Good yields don’t mean good welfare and relying on production as a welfare indictor is a mindset producers should move away from, particularly with increasing pressure from consumers.
This is according to the University of British Columbia’s Dan Weary, who said for good animal welfare the animal’s biological functions, affective state or feelings and the naturalness of the animal’s environment all need to be taken into account.
Speaking at Boehringer Ingelheim Expert Forum on farm animal well-being, Madrid, Spain, Prof Weary said the best solutions to animal welfare are those addressing all three concerns.
“We are missing part of the picture if we don’t include bits about naturalness or animal’s affective state and with public concerns becoming more prominent, it’s necessary to have systems that fulfil their expectations,” he said.
Disease and injury such as lameness and mastitis are widely seen as welfare concerns, but rarely is it considered that the rationing of food could incur suffering by inflicting hunger, which is often demonstrated by increased vocalisation by calves.
“In automated calf feeding systems, increasing the milk ration rather than restricting to twice a day can reduce the number of non-nutritive visits, freeing up access to other calves. This allows more natural feeding behaviour and reduces hunger,” he said.

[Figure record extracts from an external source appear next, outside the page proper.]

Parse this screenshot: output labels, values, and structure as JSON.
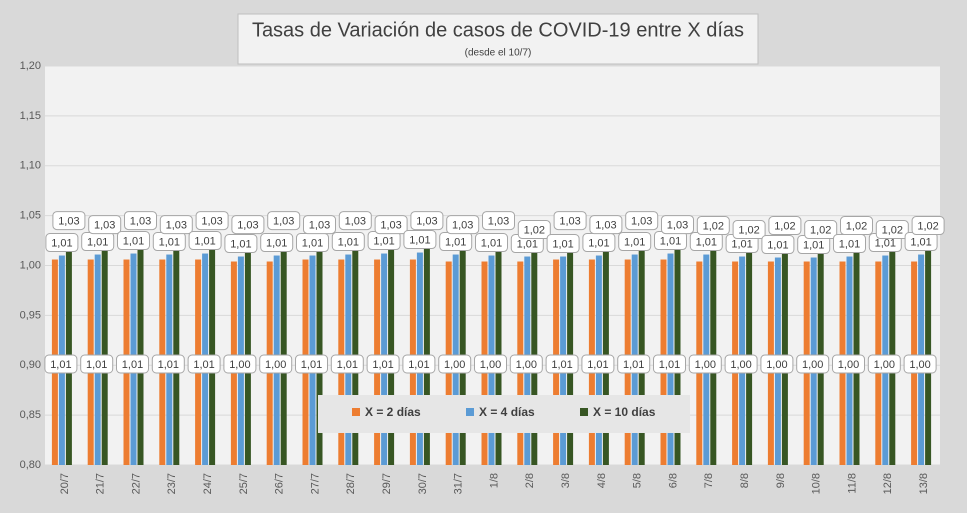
{
  "chart_data": {
    "type": "bar",
    "title": "Tasas de Variación de casos de COVID-19 entre X días",
    "subtitle": "(desde el 10/7)",
    "categories": [
      "20/7",
      "21/7",
      "22/7",
      "23/7",
      "24/7",
      "25/7",
      "26/7",
      "27/7",
      "28/7",
      "29/7",
      "30/7",
      "31/7",
      "1/8",
      "2/8",
      "3/8",
      "4/8",
      "5/8",
      "6/8",
      "7/8",
      "8/8",
      "9/8",
      "10/8",
      "11/8",
      "12/8",
      "13/8"
    ],
    "series": [
      {
        "name": "X = 2 días",
        "color": "#ed7d31",
        "values": [
          1.006,
          1.006,
          1.006,
          1.006,
          1.006,
          1.004,
          1.004,
          1.006,
          1.006,
          1.006,
          1.006,
          1.004,
          1.004,
          1.004,
          1.006,
          1.006,
          1.006,
          1.006,
          1.004,
          1.004,
          1.004,
          1.004,
          1.004,
          1.004,
          1.004
        ],
        "value_labels": [
          "1,01",
          "1,01",
          "1,01",
          "1,01",
          "1,01",
          "1,00",
          "1,00",
          "1,01",
          "1,01",
          "1,01",
          "1,01",
          "1,00",
          "1,00",
          "1,00",
          "1,01",
          "1,01",
          "1,01",
          "1,01",
          "1,00",
          "1,00",
          "1,00",
          "1,00",
          "1,00",
          "1,00",
          "1,00"
        ]
      },
      {
        "name": "X = 4 días",
        "color": "#5b9bd5",
        "values": [
          1.01,
          1.011,
          1.012,
          1.011,
          1.012,
          1.009,
          1.01,
          1.01,
          1.011,
          1.012,
          1.013,
          1.011,
          1.01,
          1.009,
          1.009,
          1.01,
          1.011,
          1.012,
          1.011,
          1.009,
          1.008,
          1.008,
          1.009,
          1.01,
          1.011
        ],
        "value_labels": [
          "1,01",
          "1,01",
          "1,01",
          "1,01",
          "1,01",
          "1,01",
          "1,01",
          "1,01",
          "1,01",
          "1,01",
          "1,01",
          "1,01",
          "1,01",
          "1,01",
          "1,01",
          "1,01",
          "1,01",
          "1,01",
          "1,01",
          "1,01",
          "1,01",
          "1,01",
          "1,01",
          "1,01",
          "1,01"
        ]
      },
      {
        "name": "X = 10 días",
        "color": "#375623",
        "values": [
          1.026,
          1.026,
          1.026,
          1.026,
          1.026,
          1.026,
          1.026,
          1.026,
          1.026,
          1.026,
          1.026,
          1.026,
          1.026,
          1.021,
          1.026,
          1.026,
          1.026,
          1.026,
          1.021,
          1.021,
          1.021,
          1.021,
          1.021,
          1.021,
          1.021
        ],
        "value_labels": [
          "1,03",
          "1,03",
          "1,03",
          "1,03",
          "1,03",
          "1,03",
          "1,03",
          "1,03",
          "1,03",
          "1,03",
          "1,03",
          "1,03",
          "1,03",
          "1,02",
          "1,03",
          "1,03",
          "1,03",
          "1,03",
          "1,02",
          "1,02",
          "1,02",
          "1,02",
          "1,02",
          "1,02",
          "1,02"
        ]
      }
    ],
    "ylim": [
      0.8,
      1.2
    ],
    "yticks": [
      {
        "value": 0.8,
        "label": "0,80"
      },
      {
        "value": 0.85,
        "label": "0,85"
      },
      {
        "value": 0.9,
        "label": "0,90"
      },
      {
        "value": 0.95,
        "label": "0,95"
      },
      {
        "value": 1.0,
        "label": "1,00"
      },
      {
        "value": 1.05,
        "label": "1,05"
      },
      {
        "value": 1.1,
        "label": "1,10"
      },
      {
        "value": 1.15,
        "label": "1,15"
      },
      {
        "value": 1.2,
        "label": "1,20"
      }
    ],
    "grid": true,
    "legend": "bottom"
  }
}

“Calves are typically fed twice a day at 10% body weight, but when provided the opportunity calves will consume more than 10% of their bodyweight. This in turn means calves grow more rapidly, have better feed conversion and can lower age at first breeding.”
Also, presenting calves with a more natural way of feeding through a nipple rather than a bucket has shown a greater degree of relaxation after the meal. But, while cross-sucking can be a problem in group-housed milk-fed calves, this can be reduced when given free access to a teat.
“It’s likely sucking behaviour rather than ingestion of milk is responsible for reducing sucking motivation and by using nipple feeders in group housing, labour can be saved and it is also beneficial to calves.”